Strange watched him go. "Good fortune, Parker," he said as much to himself as the retreating young man. "Be careful."
xXx
Saturday dawn. Peter crouched in the alley, slipping out of his clothes and pulling on his mesh, complete with a gray patch on the dark silk. His head throbbed with the aftereffects of the gas, and he pushed down the heat and nausea of betrayal and all that came with it. He rubbed his eyes. They were swollen, but he wasn't sure if that was from the gas or from unshed tears.
"Mysterio knows I gotta come for him sooner or later," Peter muttered as he adjusted his mesh. "So he'd pick a place with lots of room and not a lot of neighbors. In New York.
Peter swung off towards the warehouse district.
Less than two hours later he picked up the scent of his spider tracer. In another fifteen minutes he was crouched on the roof of a warehouse, looking at the catwalk along the side of the warehouse, where his trace had come from.
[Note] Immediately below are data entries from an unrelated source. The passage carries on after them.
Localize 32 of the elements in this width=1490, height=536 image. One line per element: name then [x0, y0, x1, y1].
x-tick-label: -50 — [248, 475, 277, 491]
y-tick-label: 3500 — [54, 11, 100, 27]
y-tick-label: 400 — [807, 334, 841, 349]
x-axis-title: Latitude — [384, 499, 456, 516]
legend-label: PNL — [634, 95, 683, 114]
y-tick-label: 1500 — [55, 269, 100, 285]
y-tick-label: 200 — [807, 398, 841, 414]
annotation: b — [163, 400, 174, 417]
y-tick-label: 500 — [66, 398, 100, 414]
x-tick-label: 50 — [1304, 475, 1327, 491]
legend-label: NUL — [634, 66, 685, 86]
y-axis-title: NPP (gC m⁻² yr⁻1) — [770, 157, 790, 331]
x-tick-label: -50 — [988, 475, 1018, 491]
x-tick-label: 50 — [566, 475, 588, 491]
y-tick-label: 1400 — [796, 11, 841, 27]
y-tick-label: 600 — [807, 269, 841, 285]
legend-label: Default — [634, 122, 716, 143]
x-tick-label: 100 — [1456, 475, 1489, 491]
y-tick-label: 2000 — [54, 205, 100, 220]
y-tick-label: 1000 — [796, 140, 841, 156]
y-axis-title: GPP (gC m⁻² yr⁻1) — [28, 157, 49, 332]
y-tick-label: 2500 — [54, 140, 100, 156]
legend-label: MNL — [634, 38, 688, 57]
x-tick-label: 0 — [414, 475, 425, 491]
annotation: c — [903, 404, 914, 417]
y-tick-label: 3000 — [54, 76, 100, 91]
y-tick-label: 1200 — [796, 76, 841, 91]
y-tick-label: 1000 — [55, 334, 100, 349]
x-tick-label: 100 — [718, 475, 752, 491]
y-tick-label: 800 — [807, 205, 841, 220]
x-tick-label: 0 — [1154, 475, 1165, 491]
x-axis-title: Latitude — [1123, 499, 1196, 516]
He also saw the state of the art cameras and surveillance gear. He stayed low and unobtrusive and simply observed.
This had to be the place.
Now or later? Stealth or frontal assault? Peter struggled with those questions. "At least there's no way they could expect me to come after them or find the place," Peter muttered. "Surprise is mine. I better not waste it."
Peter stealthed to the blind side of the warehouse, where the cameras were thinnest. He slithered up the wall and landed lightly on the catwalk, then in a single spring he was on the roof and laying flat. He crept to a skylight and inspected it for alarms.
Then
Peter froze as he heard voices below.
"The boss got back from
Japan last night," said a man with a slow, thick voice. "Better
wrap this up quick."
"So why's Parker supposed to do this job himself? Beck is an artist, airtight is his signature. He could make it look like Parker did it and that wouldn't be as risky." The new voice was thinner, reedier, and had a hint of nasty in it.
"Don't bug me," the thick voice said. "Do I look like I'm in charge?"
Peter tugged the skylight and it snapped open; as the two men below looked up he landed between them. He snapped out with his fists, and they flew back to rebound with disturbing force from the walls. As an afterthought, he secured each of their right hands to the wall with a glob of web.
"No," he said softly to the big guy. "You don't look like you're in charge."
They both lay unconscious, taken by surprise and roughly handled. Peter crouched and moved to the door.